Rachakonda Srinivas, Silva Rogers F, Liu Jingyu, Calhoun Vince D
The Mind Research Network and Lovelace Biomedical and Environmental Research Institute Albuquerque, NM, USA.
The Mind Research Network and Lovelace Biomedical and Environmental Research InstituteAlbuquerque, NM, USA; Department of Electrical and Computer Engineering, The University of New MexicoAlbuquerque, NM, USA.
Front Neurosci. 2016 Feb 2;10:17. doi: 10.3389/fnins.2016.00017. eCollection 2016.
Principal component analysis (PCA) is widely used for data reduction in group independent component analysis (ICA) of fMRI data. Commonly, group-level PCA of temporally concatenated datasets is computed prior to ICA of the group principal components. This work focuses on reducing very high dimensional temporally concatenated datasets into its group PCA space. Existing randomized PCA methods can determine the PCA subspace with minimal memory requirements and, thus, are ideal for solving large PCA problems. Since the number of dataloads is not typically optimized, we extend one of these methods to compute PCA of very large datasets with a minimal number of dataloads. This method is coined multi power iteration (MPOWIT). The key idea behind MPOWIT is to estimate a subspace larger than the desired one, while checking for convergence of only the smaller subset of interest. The number of iterations is reduced considerably (as well as the number of dataloads), accelerating convergence without loss of accuracy. More importantly, in the proposed implementation of MPOWIT, the memory required for successful recovery of the group principal components becomes independent of the number of subjects analyzed. Highly efficient subsampled eigenvalue decomposition techniques are also introduced, furnishing excellent PCA subspace approximations that can be used for intelligent initialization of randomized methods such as MPOWIT. Together, these developments enable efficient estimation of accurate principal components, as we illustrate by solving a 1600-subject group-level PCA of fMRI with standard acquisition parameters, on a regular desktop computer with only 4 GB RAM, in just a few hours.
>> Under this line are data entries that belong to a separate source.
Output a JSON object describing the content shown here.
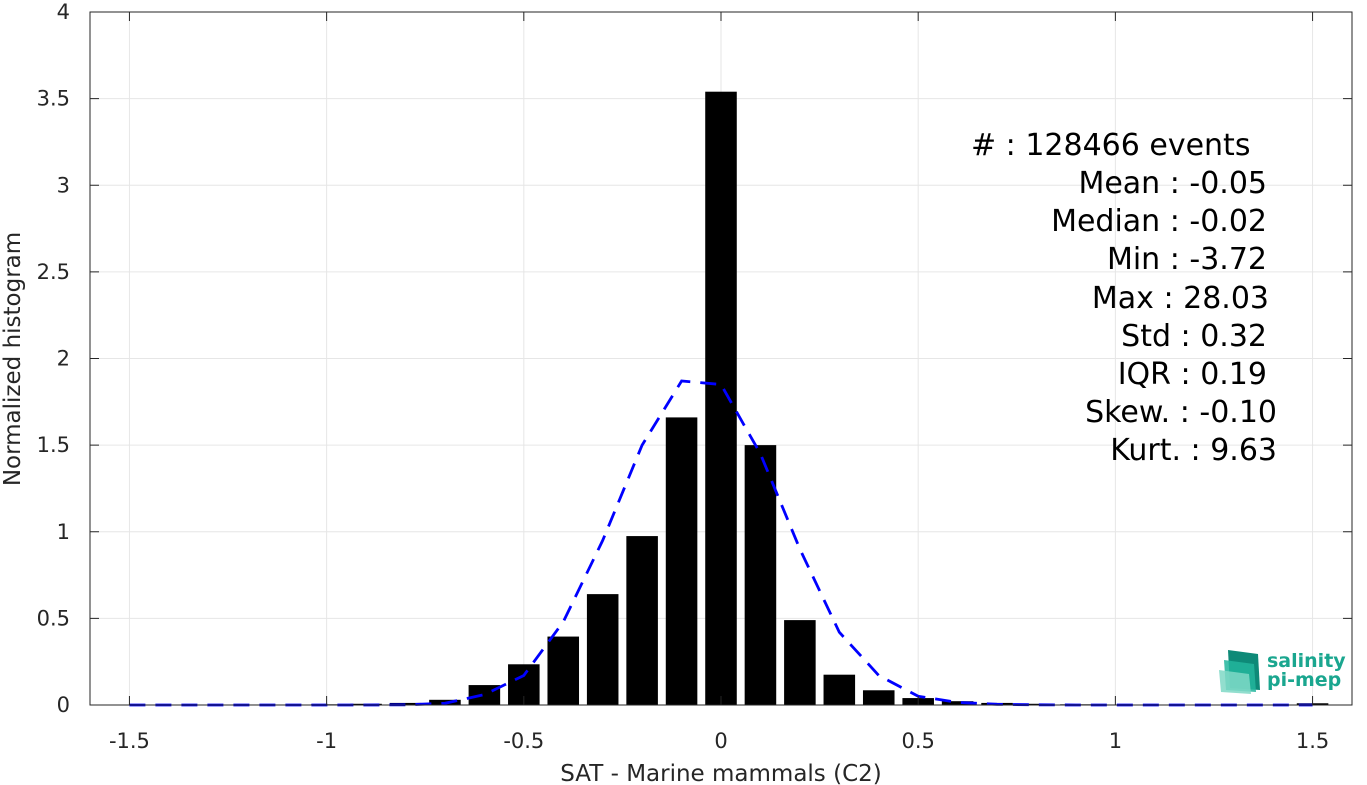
{
  "chart_data": {
    "type": "bar",
    "xlabel": "SAT - Marine mammals (C2)",
    "ylabel": "Normalized histogram",
    "xlim": [
      -1.6,
      1.6
    ],
    "ylim": [
      0,
      4
    ],
    "xticks": [
      -1.5,
      -1,
      -0.5,
      0,
      0.5,
      1,
      1.5
    ],
    "xtick_labels": [
      "-1.5",
      "-1",
      "-0.5",
      "0",
      "0.5",
      "1",
      "1.5"
    ],
    "yticks": [
      0,
      0.5,
      1,
      1.5,
      2,
      2.5,
      3,
      3.5,
      4
    ],
    "ytick_labels": [
      "0",
      "0.5",
      "1",
      "1.5",
      "2",
      "2.5",
      "3",
      "3.5",
      "4"
    ],
    "grid": true,
    "bars": {
      "color": "#000000",
      "bin_width": 0.1,
      "x": [
        -1.5,
        -1.4,
        -1.3,
        -1.2,
        -1.1,
        -1.0,
        -0.9,
        -0.8,
        -0.7,
        -0.6,
        -0.5,
        -0.4,
        -0.3,
        -0.2,
        -0.1,
        0.0,
        0.1,
        0.2,
        0.3,
        0.4,
        0.5,
        0.6,
        0.7,
        0.8,
        0.9,
        1.0,
        1.1,
        1.2,
        1.3,
        1.4,
        1.5
      ],
      "values": [
        0.002,
        0.002,
        0.002,
        0.003,
        0.003,
        0.004,
        0.007,
        0.012,
        0.03,
        0.115,
        0.235,
        0.395,
        0.64,
        0.975,
        1.66,
        3.54,
        1.5,
        0.49,
        0.175,
        0.085,
        0.04,
        0.022,
        0.012,
        0.007,
        0.004,
        0.003,
        0.002,
        0.002,
        0.002,
        0.002,
        0.01
      ]
    },
    "fit": {
      "color": "#0000ff",
      "style": "dashed",
      "x": [
        -1.5,
        -1.4,
        -1.3,
        -1.2,
        -1.1,
        -1.0,
        -0.9,
        -0.8,
        -0.7,
        -0.6,
        -0.5,
        -0.4,
        -0.3,
        -0.2,
        -0.1,
        0.0,
        0.1,
        0.2,
        0.3,
        0.4,
        0.5,
        0.6,
        0.7,
        0.8,
        0.9,
        1.0,
        1.1,
        1.2,
        1.3,
        1.4,
        1.5
      ],
      "y": [
        0.0,
        0.0,
        0.0,
        0.0,
        0.0,
        0.0,
        0.0,
        0.001,
        0.01,
        0.06,
        0.17,
        0.48,
        0.95,
        1.5,
        1.87,
        1.85,
        1.45,
        0.9,
        0.42,
        0.17,
        0.05,
        0.015,
        0.004,
        0.001,
        0.0,
        0.0,
        0.0,
        0.0,
        0.0,
        0.0,
        0.0
      ]
    }
  },
  "stats": [
    {
      "label": "#  : 128466 events"
    },
    {
      "label": "Mean : -0.05"
    },
    {
      "label": "Median : -0.02"
    },
    {
      "label": "Min : -3.72"
    },
    {
      "label": "Max : 28.03"
    },
    {
      "label": "Std : 0.32"
    },
    {
      "label": "IQR : 0.19"
    },
    {
      "label": "Skew. : -0.10"
    },
    {
      "label": "Kurt. : 9.63"
    }
  ],
  "logo": {
    "line1": "salinity",
    "line2": "pi-mep",
    "color": "#1aa68f"
  }
}
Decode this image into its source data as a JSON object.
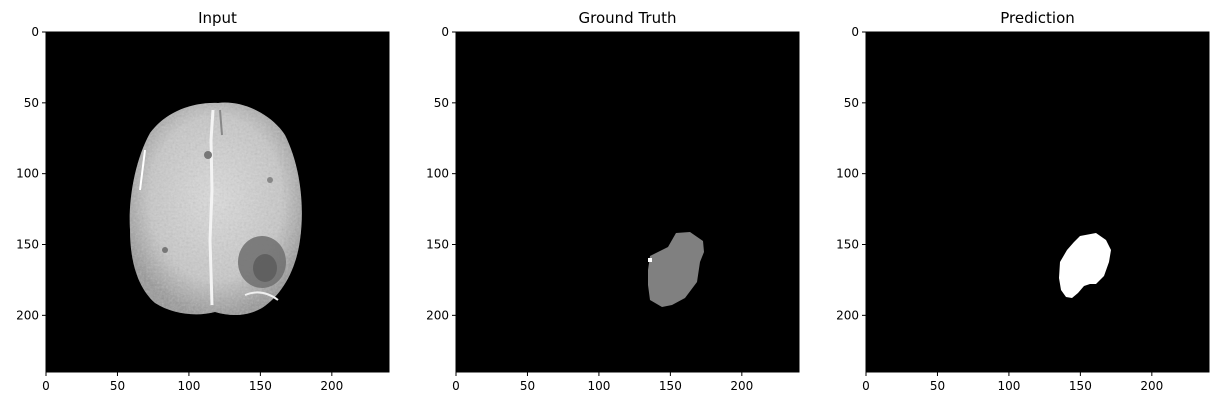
{
  "chart_data": [
    {
      "type": "heatmap",
      "title": "Input",
      "image": "grayscale MRI brain slice",
      "xlim": [
        0,
        240
      ],
      "ylim": [
        240,
        0
      ],
      "xticks": [
        0,
        50,
        100,
        150,
        200
      ],
      "yticks": [
        0,
        50,
        100,
        150,
        200
      ],
      "xtick_labels": [
        "0",
        "50",
        "100",
        "150",
        "200"
      ],
      "ytick_labels": [
        "0",
        "50",
        "100",
        "150",
        "200"
      ]
    },
    {
      "type": "heatmap",
      "title": "Ground Truth",
      "image": "segmentation mask",
      "mask_color": "#808080",
      "mask_extent": {
        "x": [
          133,
          172
        ],
        "y": [
          142,
          193
        ]
      },
      "xlim": [
        0,
        240
      ],
      "ylim": [
        240,
        0
      ],
      "xticks": [
        0,
        50,
        100,
        150,
        200
      ],
      "yticks": [
        0,
        50,
        100,
        150,
        200
      ],
      "xtick_labels": [
        "0",
        "50",
        "100",
        "150",
        "200"
      ],
      "ytick_labels": [
        "0",
        "50",
        "100",
        "150",
        "200"
      ]
    },
    {
      "type": "heatmap",
      "title": "Prediction",
      "image": "predicted segmentation mask",
      "mask_color": "#ffffff",
      "mask_extent": {
        "x": [
          135,
          172
        ],
        "y": [
          145,
          186
        ]
      },
      "xlim": [
        0,
        240
      ],
      "ylim": [
        240,
        0
      ],
      "xticks": [
        0,
        50,
        100,
        150,
        200
      ],
      "yticks": [
        0,
        50,
        100,
        150,
        200
      ],
      "xtick_labels": [
        "0",
        "50",
        "100",
        "150",
        "200"
      ],
      "ytick_labels": [
        "0",
        "50",
        "100",
        "150",
        "200"
      ]
    }
  ],
  "colors": {
    "background": "#000000",
    "axes": "#000000"
  }
}
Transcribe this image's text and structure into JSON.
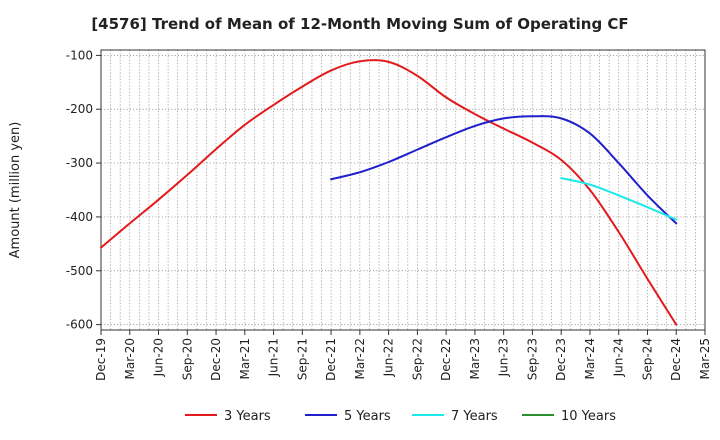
{
  "chart_data": {
    "type": "line",
    "title": "[4576]  Trend of Mean of 12-Month Moving Sum of Operating CF",
    "xlabel": "",
    "ylabel": "Amount (million yen)",
    "ylim": [
      -610,
      -90
    ],
    "yticks": [
      -100,
      -200,
      -300,
      -400,
      -500,
      -600
    ],
    "ytick_labels": [
      "-100",
      "-200",
      "-300",
      "-400",
      "-500",
      "-600"
    ],
    "x_categories": [
      "Dec-19",
      "Mar-20",
      "Jun-20",
      "Sep-20",
      "Dec-20",
      "Mar-21",
      "Jun-21",
      "Sep-21",
      "Dec-21",
      "Mar-22",
      "Jun-22",
      "Sep-22",
      "Dec-22",
      "Mar-23",
      "Jun-23",
      "Sep-23",
      "Dec-23",
      "Mar-24",
      "Jun-24",
      "Sep-24",
      "Dec-24",
      "Mar-25"
    ],
    "grid": true,
    "legend_position": "bottom",
    "series": [
      {
        "name": "3 Years",
        "color": "#e31a1c",
        "points": [
          [
            0,
            -457
          ],
          [
            1,
            -412
          ],
          [
            2,
            -368
          ],
          [
            3,
            -322
          ],
          [
            4,
            -274
          ],
          [
            5,
            -229
          ],
          [
            6,
            -192
          ],
          [
            7,
            -158
          ],
          [
            8,
            -128
          ],
          [
            9,
            -111
          ],
          [
            10,
            -112
          ],
          [
            11,
            -138
          ],
          [
            12,
            -178
          ],
          [
            13,
            -209
          ],
          [
            14,
            -236
          ],
          [
            15,
            -262
          ],
          [
            16,
            -294
          ],
          [
            17,
            -350
          ],
          [
            18,
            -428
          ],
          [
            19,
            -515
          ],
          [
            20,
            -600
          ]
        ]
      },
      {
        "name": "5 Years",
        "color": "#1f1fcc",
        "points": [
          [
            8,
            -330
          ],
          [
            9,
            -317
          ],
          [
            10,
            -298
          ],
          [
            11,
            -275
          ],
          [
            12,
            -252
          ],
          [
            13,
            -231
          ],
          [
            14,
            -217
          ],
          [
            15,
            -213
          ],
          [
            16,
            -217
          ],
          [
            17,
            -245
          ],
          [
            18,
            -300
          ],
          [
            19,
            -360
          ],
          [
            20,
            -412
          ]
        ]
      },
      {
        "name": "7 Years",
        "color": "#1ee8e8",
        "points": [
          [
            16,
            -328
          ],
          [
            17,
            -340
          ],
          [
            18,
            -360
          ],
          [
            19,
            -382
          ],
          [
            20,
            -405
          ]
        ]
      },
      {
        "name": "10 Years",
        "color": "#2e8b2e",
        "points": []
      }
    ]
  }
}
MPOWIT is also highly scalable and could realistically solve group-level PCA of fMRI on thousands of subjects, or more, using standard hardware, limited only by time, not memory. Also, the MPOWIT algorithm is highly parallelizable, which would enable fast, distributed implementations ideal for big data analysis. Implications to other methods such as expectation maximization PCA (EM PCA) are also presented. Based on our results, general recommendations for efficient application of PCA methods are given according to problem size and available computational resources. MPOWIT and all other methods discussed here are implemented and readily available in the open source GIFT software.
主成分分析(PCA)在功能磁共振成像(fMRI)数据的组独立成分分析(ICA)中被广泛用于数据降维。通常,在对组主成分进行ICA之前,先对时间上串联的数据集进行组级PCA计算。这项工作专注于将非常高维的时间上串联的数据集降维到其组PCA空间。现有的随机PCA方法可以用最小的内存需求确定PCA子空间,因此,非常适合解决大型PCA问题。由于数据加载次数通常未得到优化,我们扩展了其中一种方法,以用最少的数据加载次数计算非常大的数据集的PCA。这种方法被称为多幂迭代(MPOWIT)。MPOWIT背后的关键思想是估计一个比所需子空间更大的子空间,同时只检查感兴趣的较小子集的收敛情况。迭代次数大幅减少(以及数据加载次数),在不损失准确性的情况下加速收敛。更重要的是,在MPOWIT的建议实现中,成功恢复组主成分所需的内存变得与所分析的受试者数量无关。还引入了高效的子采样特征值分解技术,提供了出色的PCA子空间近似值,可用于MPOWIT等随机方法的智能初始化。这些进展共同实现了准确主成分的高效估计,正如我们通过在一台只有4GB内存的普通台式计算机上,在短短几个小时内解决具有标准采集参数的1600名受试者的fMRI组级PCA所说明的那样。MPOWIT也具有高度可扩展性,实际上可以使用标准硬件解决数千名或更多受试者的fMRI组级PCA,仅受时间限制,不受内存限制。此外,MPOWIT算法具有高度可并行性,这将实现适用于大数据分析的快速分布式实现。还介绍了对期望最大化PCA(EM PCA)等其他方法的影响。根据我们的结果,根据问题规模和可用计算资源,给出了PCA方法有效应用的一般建议。MPOWIT和这里讨论的所有其他方法都已在开源GIFT软件中实现并随时可用。